El tratamiento principal de la Hemocromatosis Secundaria consiste en identificar y tratar la causa subyacente de la sobrecarga de hierro, combinado con el uso de agentes quelantes de hierro para eliminar el exceso acumulado en los órganos. A diferencia de la hemocromatosis hereditaria, la Hemocromatosis Secundaria no se trata habitualmente mediante flebotomías (sangrías), ya que el paciente a menudo presenta anemia o fragilidad clínica debido a su condición primaria.
El enfoque terapéutico de la Hemocromatosis Secundaria es personalizado. Los médicos especialistas evalúan si el paciente tiene una sobrecarga por transfusiones crónicas, anemias hemolíticas o enfermedades hepáticas. El objetivo es reducir la ferritina sérica y la saturación de transferrina.
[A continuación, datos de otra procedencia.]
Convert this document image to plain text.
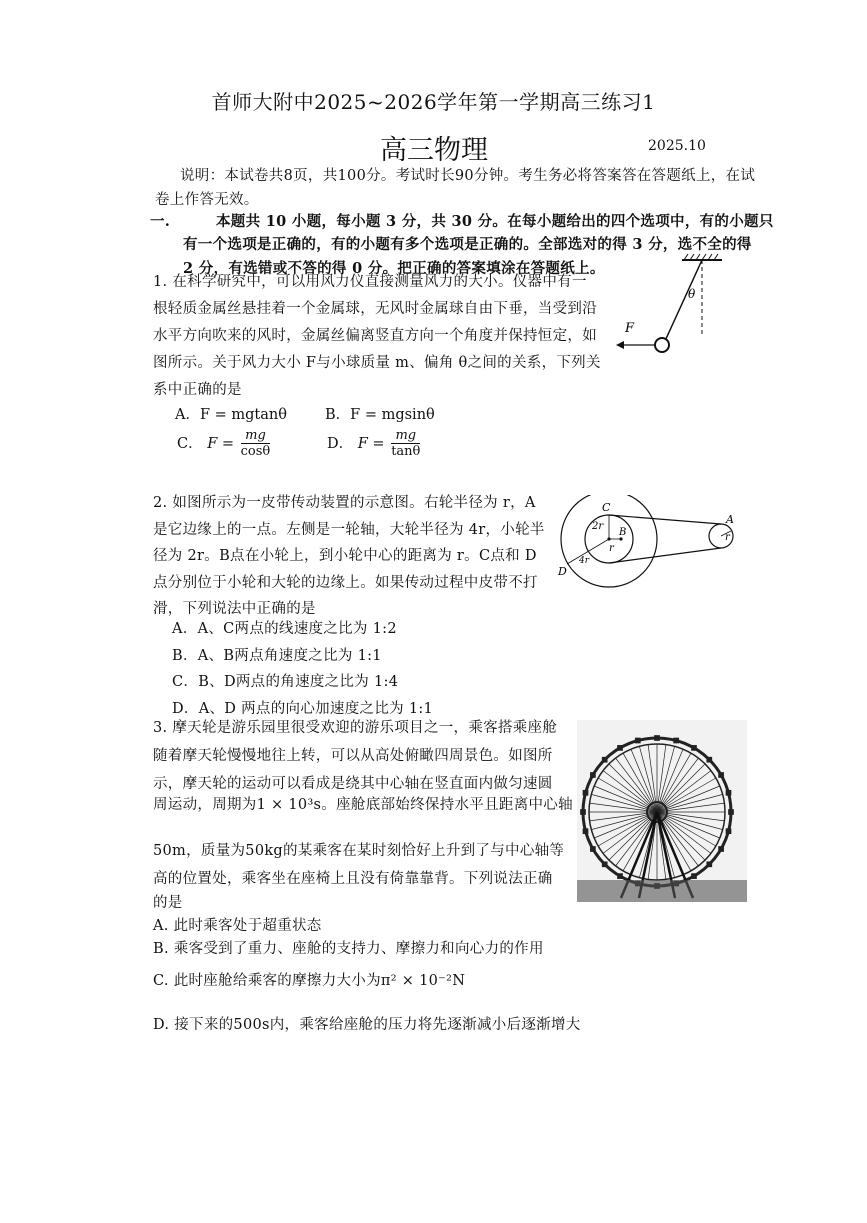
首师大附中2025~2026学年第一学期高三练习1
高三物理	2025.10
说明：本试卷共8页，共100分。考试时长90分钟。考生务必将答案答在答题纸上，在试
卷上作答无效。
一.	本题共 10 小题，每小题 3 分，共 30 分。在每小题给出的四个选项中，有的小题只
有一个选项是正确的，有的小题有多个选项是正确的。全部选对的得 3 分，选不全的得
2 分，有选错或不答的得 0 分。把正确的答案填涂在答题纸上。
1. 在科学研究中，可以用风力仪直接测量风力的大小。仪器中有一
根轻质金属丝悬挂着一个金属球，无风时金属球自由下垂，当受到沿
水平方向吹来的风时，金属丝偏离竖直方向一个角度并保持恒定，如
图所示。关于风力大小 F与小球质量 m、偏角 θ之间的关系，下列关
系中正确的是
A．F = mgtanθ	B．F = mgsinθ
C． $F = \frac{mg}{\cos\theta}$	D． $F = \frac{mg}{\tan\theta}$
F
θ
2. 如图所示为一皮带传动装置的示意图。右轮半径为 r，A
是它边缘上的一点。左侧是一轮轴，大轮半径为 4r，小轮半
径为 2r。B点在小轮上，到小轮中心的距离为 r。C点和 D
点分别位于小轮和大轮的边缘上。如果传动过程中皮带不打
滑，下列说法中正确的是
A．A、C两点的线速度之比为 1:2
B．A、B两点角速度之比为 1:1
C．B、D两点的角速度之比为 1:4
D．A、D 两点的向心加速度之比为 1:1
C
2r
B
r
4r
D
r
A
3. 摩天轮是游乐园里很受欢迎的游乐项目之一，乘客搭乘座舱
随着摩天轮慢慢地往上转，可以从高处俯瞰四周景色。如图所
示，摩天轮的运动可以看成是绕其中心轴在竖直面内做匀速圆
周运动，周期为1 × 10³s。座舱底部始终保持水平且距离中心轴
50m，质量为50kg的某乘客在某时刻恰好上升到了与中心轴等
高的位置处，乘客坐在座椅上且没有倚靠靠背。下列说法正确
的是
A. 此时乘客处于超重状态
B. 乘客受到了重力、座舱的支持力、摩擦力和向心力的作用
C. 此时座舱给乘客的摩擦力大小为π² × 10⁻²N
D. 接下来的500s内，乘客给座舱的压力将先逐渐减小后逐渐增大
Cuando la flebotomía está contraindicada, se emplean fármacos que se unen al hierro para facilitar su excreción urinaria o fecal.
La terapia de quelación es el pilar farmacológico para gestionar la Hemocromatosis Secundaria. Dependiendo de la tolerancia del paciente y la severidad de la sobrecarga, se utilizan principalmente tres agentes:
Vivir con Hemocromatosis Secundaria conlleva retos físicos y emocionales. La fatiga crónica y el impacto de la enfermedad base suelen generar aislamiento. En DiseaseMaps.org, hemos visto cómo compartir experiencias con otros 3 miembros de nuestra comunidad ayuda a reducir la carga psicológica, permitiendo un mejor manejo de la adherencia a los tratamientos quelantes a largo plazo.
Descargo de responsabilidad: Esta información es educativa y no sustituye el consejo médico profesional; consulte siempre a su especialista para decisiones sobre su tratamiento.